Ulama hadits berbeda dalam memberikan definisi ilmu hadsit dirayah, meskipun dari berbagai definisi itu ada kemiripan batasan-batasan definisi. Ilmu hadits dirayah adalah pembahasan masalah untuk mengetahui keadaan rawi dan yang diriwayahkan, apakah bisa diterima atau ditolak. Ibn Akfani berpendapat, ilmu hadits dirayah adalah ilmu yang dapat mengetahui hakikat riwayah, syarat-syarat, macam-macam dan hukum-hukumnya, ilmu yang dapat mengetahui keadaan para rawi, syarat-syarat rawi dan yang diriwayahkannya serta semua yang berkaitan dengan periwayahannya.

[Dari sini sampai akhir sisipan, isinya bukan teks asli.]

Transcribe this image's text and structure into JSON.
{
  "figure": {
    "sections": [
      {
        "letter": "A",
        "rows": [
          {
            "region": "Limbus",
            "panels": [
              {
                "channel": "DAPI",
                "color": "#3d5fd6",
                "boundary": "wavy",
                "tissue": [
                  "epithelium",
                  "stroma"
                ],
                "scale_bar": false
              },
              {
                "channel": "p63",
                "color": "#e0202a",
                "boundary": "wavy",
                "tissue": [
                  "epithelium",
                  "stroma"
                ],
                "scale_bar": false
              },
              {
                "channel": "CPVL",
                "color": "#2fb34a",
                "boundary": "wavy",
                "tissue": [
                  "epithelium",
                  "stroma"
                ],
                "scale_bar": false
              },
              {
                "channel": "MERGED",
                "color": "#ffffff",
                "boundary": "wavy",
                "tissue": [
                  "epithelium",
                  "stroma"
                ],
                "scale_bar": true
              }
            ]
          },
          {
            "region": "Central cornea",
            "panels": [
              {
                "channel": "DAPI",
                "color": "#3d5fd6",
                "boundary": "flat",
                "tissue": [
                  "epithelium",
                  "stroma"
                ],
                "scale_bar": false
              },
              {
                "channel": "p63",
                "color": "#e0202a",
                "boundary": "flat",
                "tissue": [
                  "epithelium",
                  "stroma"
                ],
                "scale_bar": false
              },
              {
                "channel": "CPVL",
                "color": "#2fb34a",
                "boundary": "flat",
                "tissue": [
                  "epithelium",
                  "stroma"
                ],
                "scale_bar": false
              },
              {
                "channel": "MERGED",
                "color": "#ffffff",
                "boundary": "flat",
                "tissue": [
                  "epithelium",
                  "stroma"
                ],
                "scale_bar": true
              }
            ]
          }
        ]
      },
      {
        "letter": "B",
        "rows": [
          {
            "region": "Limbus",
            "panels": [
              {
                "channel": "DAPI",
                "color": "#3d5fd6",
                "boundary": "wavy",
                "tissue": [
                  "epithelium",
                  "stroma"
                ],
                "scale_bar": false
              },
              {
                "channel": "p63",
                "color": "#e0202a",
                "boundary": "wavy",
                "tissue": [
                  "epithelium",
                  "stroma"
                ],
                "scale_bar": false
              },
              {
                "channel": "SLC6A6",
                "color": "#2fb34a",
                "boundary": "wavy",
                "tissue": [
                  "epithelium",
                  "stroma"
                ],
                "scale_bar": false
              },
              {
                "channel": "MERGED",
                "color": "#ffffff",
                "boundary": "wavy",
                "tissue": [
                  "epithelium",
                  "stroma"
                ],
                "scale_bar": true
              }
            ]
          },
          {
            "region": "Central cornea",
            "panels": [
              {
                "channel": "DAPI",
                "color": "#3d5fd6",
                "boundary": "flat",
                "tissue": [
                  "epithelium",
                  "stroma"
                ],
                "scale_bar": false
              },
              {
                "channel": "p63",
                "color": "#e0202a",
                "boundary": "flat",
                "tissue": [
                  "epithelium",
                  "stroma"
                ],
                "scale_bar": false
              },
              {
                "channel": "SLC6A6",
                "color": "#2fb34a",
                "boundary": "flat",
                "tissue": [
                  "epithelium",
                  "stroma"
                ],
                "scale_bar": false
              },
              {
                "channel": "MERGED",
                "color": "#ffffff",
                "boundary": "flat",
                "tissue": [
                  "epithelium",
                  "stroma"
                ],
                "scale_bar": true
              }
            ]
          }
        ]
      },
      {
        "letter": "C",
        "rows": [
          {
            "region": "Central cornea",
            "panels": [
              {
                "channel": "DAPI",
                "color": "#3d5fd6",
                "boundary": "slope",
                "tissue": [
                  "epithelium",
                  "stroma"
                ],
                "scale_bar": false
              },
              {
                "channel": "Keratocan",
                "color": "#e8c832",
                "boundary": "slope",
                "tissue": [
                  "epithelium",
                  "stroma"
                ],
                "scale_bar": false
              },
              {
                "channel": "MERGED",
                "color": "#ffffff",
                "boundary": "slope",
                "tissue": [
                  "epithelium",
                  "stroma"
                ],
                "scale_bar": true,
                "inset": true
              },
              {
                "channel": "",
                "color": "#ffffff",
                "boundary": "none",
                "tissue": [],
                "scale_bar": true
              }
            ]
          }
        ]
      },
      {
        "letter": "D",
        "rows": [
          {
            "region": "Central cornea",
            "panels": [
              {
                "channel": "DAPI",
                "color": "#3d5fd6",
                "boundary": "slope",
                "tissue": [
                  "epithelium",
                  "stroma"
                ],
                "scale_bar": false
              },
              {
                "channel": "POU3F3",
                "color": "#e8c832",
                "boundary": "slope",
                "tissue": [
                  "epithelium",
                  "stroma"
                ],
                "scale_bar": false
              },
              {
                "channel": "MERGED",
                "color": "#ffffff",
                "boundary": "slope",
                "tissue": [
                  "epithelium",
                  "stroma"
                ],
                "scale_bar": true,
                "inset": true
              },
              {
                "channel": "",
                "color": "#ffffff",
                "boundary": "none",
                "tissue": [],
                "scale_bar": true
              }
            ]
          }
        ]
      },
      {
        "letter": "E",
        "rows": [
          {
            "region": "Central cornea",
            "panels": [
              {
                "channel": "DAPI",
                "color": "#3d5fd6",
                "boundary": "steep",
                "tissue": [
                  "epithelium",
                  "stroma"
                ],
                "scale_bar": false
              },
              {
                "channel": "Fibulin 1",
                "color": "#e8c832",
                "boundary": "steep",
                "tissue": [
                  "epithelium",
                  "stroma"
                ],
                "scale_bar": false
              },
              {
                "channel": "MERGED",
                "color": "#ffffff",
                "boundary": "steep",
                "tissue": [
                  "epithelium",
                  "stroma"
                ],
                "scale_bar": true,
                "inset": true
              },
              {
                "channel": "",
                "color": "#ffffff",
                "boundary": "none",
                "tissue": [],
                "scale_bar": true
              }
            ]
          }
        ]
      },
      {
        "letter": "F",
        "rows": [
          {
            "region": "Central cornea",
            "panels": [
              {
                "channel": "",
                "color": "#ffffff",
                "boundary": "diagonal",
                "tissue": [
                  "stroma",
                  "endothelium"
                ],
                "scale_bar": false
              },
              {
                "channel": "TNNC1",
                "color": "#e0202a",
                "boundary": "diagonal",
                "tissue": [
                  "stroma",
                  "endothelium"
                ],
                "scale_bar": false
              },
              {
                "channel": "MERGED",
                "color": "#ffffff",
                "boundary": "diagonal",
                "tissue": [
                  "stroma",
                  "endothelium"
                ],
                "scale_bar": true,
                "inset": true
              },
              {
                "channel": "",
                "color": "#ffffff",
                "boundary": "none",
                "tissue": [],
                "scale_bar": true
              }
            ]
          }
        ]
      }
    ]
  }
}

Ulama lain berpendapat, ilmu hadits dirayah adalah ilmu undang-undang yang dapat mengetahui keadaan sanad dan matan. Definisi ini lebih pendek dari definisi di atas. Sedangkan definisi lain sebagaimana di sebutkan ibnu hajar, definisi paling baik dari berbagai definisi ilmu hadits dirayah adalah pengetahuan tentang kaidah-kaidah yang dapat memperkenalkan keadaan-keadaan rawi dan yang diriwayahkan.

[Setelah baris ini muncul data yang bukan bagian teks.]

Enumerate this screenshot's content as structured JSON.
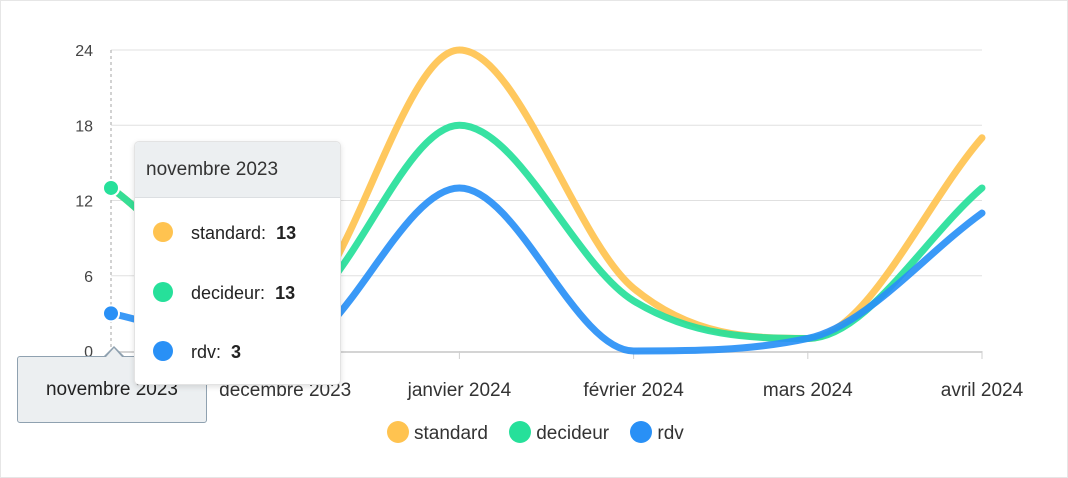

Berbagai definisi di atas banyak kemiripan, pada dasarnya semua definisi itu sama yakni pengetahuan tentang rawi dan yang diriwayahkan atau sanad dan matannya baik juga berkaitan dengan pengetahuan tentang syarat-syarat periwayahan, macam-macamnya atau hukum-hukumnya. Istilah lain yang dipakai oleh ulama ahli hadits terhadap ilmu hadits dirayah adalah ilmu ushul al-hadits. Pada mulanya pembahasan yang menyangkut ilmu hadits dirayah sangat beragam. Kemudian muncullah beberapa ilmu yang bertalian dengan kajian analisis dan semuanya terangkum dalam satu nama, yakni ilmu hadits. Munculnya berbagai ilmu tersebut diakibatkan banyaknya topik tentang hadits dirayah tersebut dengan tujuan dan metodenya berbeda-beda. Berikut di antara ilmu-ilmu yang bermunculan dari berbagai ragam topik ilmu dirayah;
1. Ilmu Rijal Al-Hadits
2. Ilmu Jarah Wa Al-Ta’dil
3. Ilmu Tarikh Ar-Ruwah (Tokoh-Tokoh Hadits)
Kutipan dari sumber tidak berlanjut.